那近乎咆哮的怒吼,宣泄出无尽的怨愤,扑面而来的排斥感,似乎比对远坂凛和萨麦尔,更加强烈。
此时,出租屋内的古蛇,脑内思绪百转,猛地意识到了某种可能,目光凝滞,声音多出了几分干涩。
“你,‘看’到了?”
“呵,没有改姓间桐,我还要多谢谢你亚瑟叔叔。”
两居室中的小萝莉,食指卷起耳后的一缕粉色短发,白皙的小脸上阴沉如水,眸中极尽嘲弄。
果然!
萨麦尔闻言,曾经的丝丝疑虑豁然开朗,心中明悟。
她“看”到过和自己关联的命运,那被过继到间桐家,饱受摧残与折磨的悲惨轨迹……
正因如此,这孩子才会对父母越来越疏远;
正因如此,小樱才会和自己这个突然出现家中的亚瑟叔叔,如此亲近,近乎将他当做最信赖的依靠;
也正因如此,她的心中才会积攒这么多的负面情绪,再一次经历抛弃和冷落后,选择站在远坂家的对立面,与自己的父亲和姐姐为敌!
而造成这一切的源头,古蛇已经猜出了大概。
第六欲天,他化自在,魔王波旬!
作为和觉者对等的魔王,毫无疑问,波旬具备着一定的预知能力。
《大般湼槃经》卷七:
佛告迦叶:我般湼槃七百岁后,是魔波旬渐当坏乱我之正法。譬如猎师身服法衣,魔王波旬亦复如是,作比丘像比丘尼像优婆塞优婆夷像,亦复化作须陀洹身,乃至化作阿罗汉身及佛色身。魔王以此有漏之形作无漏身,坏我正法。
简单地说,根据一些经卷的记载,佛魔论法之际,魔王波旬对佛如是说:“到你末法时期,我叫我的徒子徒孙混入你的僧宝内,穿你的袈裟,破坏你的佛法。”

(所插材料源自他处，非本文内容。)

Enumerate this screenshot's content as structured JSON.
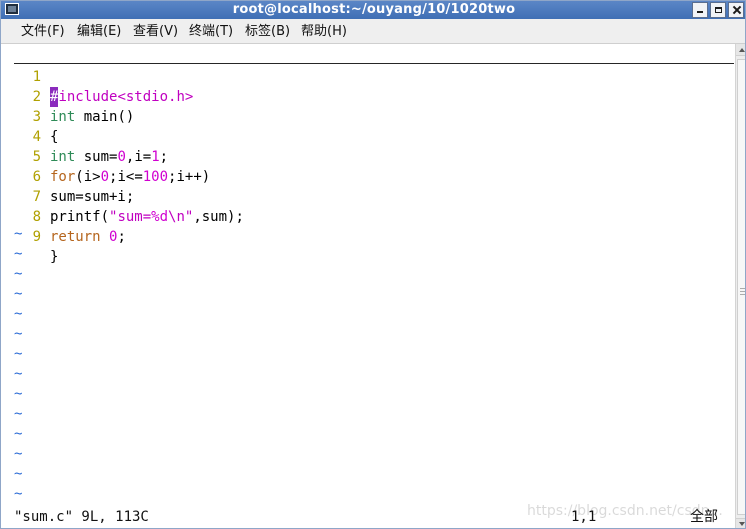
{
  "window": {
    "title": "root@localhost:~/ouyang/10/1020two",
    "buttons": {
      "minimize_icon": "minimize-icon",
      "maximize_icon": "maximize-icon",
      "close_icon": "close-icon"
    }
  },
  "menubar": {
    "items": [
      {
        "id": "file",
        "label": "文件(F)"
      },
      {
        "id": "edit",
        "label": "编辑(E)"
      },
      {
        "id": "view",
        "label": "查看(V)"
      },
      {
        "id": "terminal",
        "label": "终端(T)"
      },
      {
        "id": "tabs",
        "label": "标签(B)"
      },
      {
        "id": "help",
        "label": "帮助(H)"
      }
    ]
  },
  "editor": {
    "lines": [
      {
        "n": "1",
        "text": "#include<stdio.h>"
      },
      {
        "n": "2",
        "text": "int main()"
      },
      {
        "n": "3",
        "text": "{"
      },
      {
        "n": "4",
        "text": "int sum=0,i=1;"
      },
      {
        "n": "5",
        "text": "for(i>0;i<=100;i++)"
      },
      {
        "n": "6",
        "text": "sum=sum+i;"
      },
      {
        "n": "7",
        "text": "printf(\"sum=%d\\n\",sum);"
      },
      {
        "n": "8",
        "text": "return 0;"
      },
      {
        "n": "9",
        "text": "}"
      }
    ],
    "tilde": "~",
    "status_left": "\"sum.c\" 9L, 113C",
    "status_position": "1,1",
    "status_scope": "全部"
  },
  "overlay": {
    "watermark": "https://blog.csdn.net/csdn..."
  },
  "colors": {
    "titlebar_blue": "#3f6fb5",
    "line_numbers": "#b0a000",
    "tilde_blue": "#2b6bd6",
    "keyword_green": "#2e8b57",
    "control_orange": "#b5651d",
    "preprocessor_magenta": "#c000c0",
    "number_magenta": "#d000d0",
    "cursor_purple": "#8b2bbd"
  }
}
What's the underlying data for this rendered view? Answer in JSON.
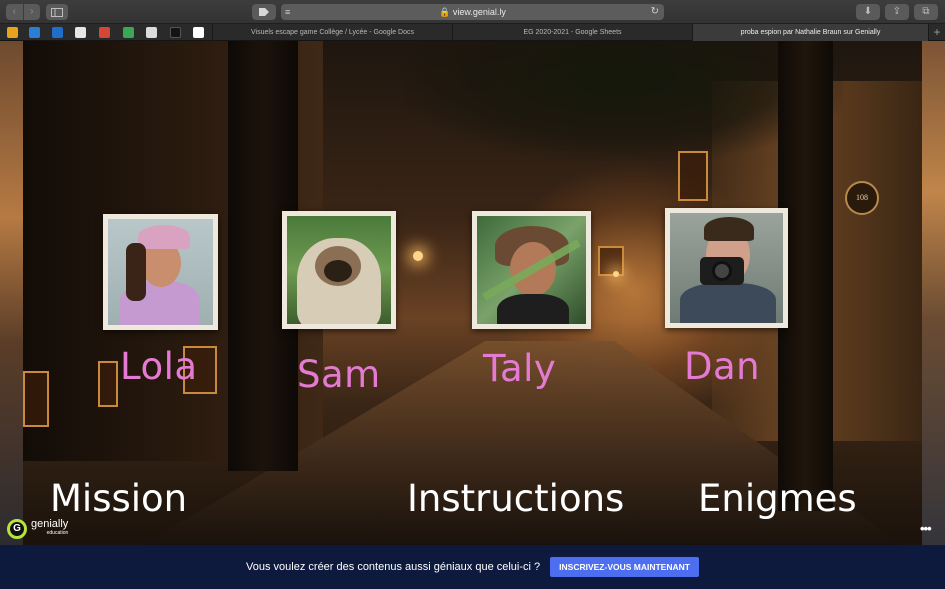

而一切,也正如那位魔王波旬的预言那般,随着私欲的泛滥,宗教已经绑架了信仰。
此外,如果萨麦尔没记错,沙条爱歌曾经计划召唤【兽】,来摧毁所谓的量子记录带,改变历史。
也就是说,兽的力量,可以对既定的命运,造成破坏。
因此,作为魔王波旬和爱神迦摩、以及兽之幼体的载体,远坂樱随着神性的觉醒,显然也逐渐通过命运的涟漪,窥视到了和自己有关的可能性。
所以,在那个家里,她虽然表现的乖顺。
但实际上,对于可能抛弃她的家人,她开始患得患失,担惊受怕。
而萨麦尔,这个改变了她命运,给与她关爱的外人,随着温柔的展露,逐渐加码,最终反而成了她所有的挣扎和依赖。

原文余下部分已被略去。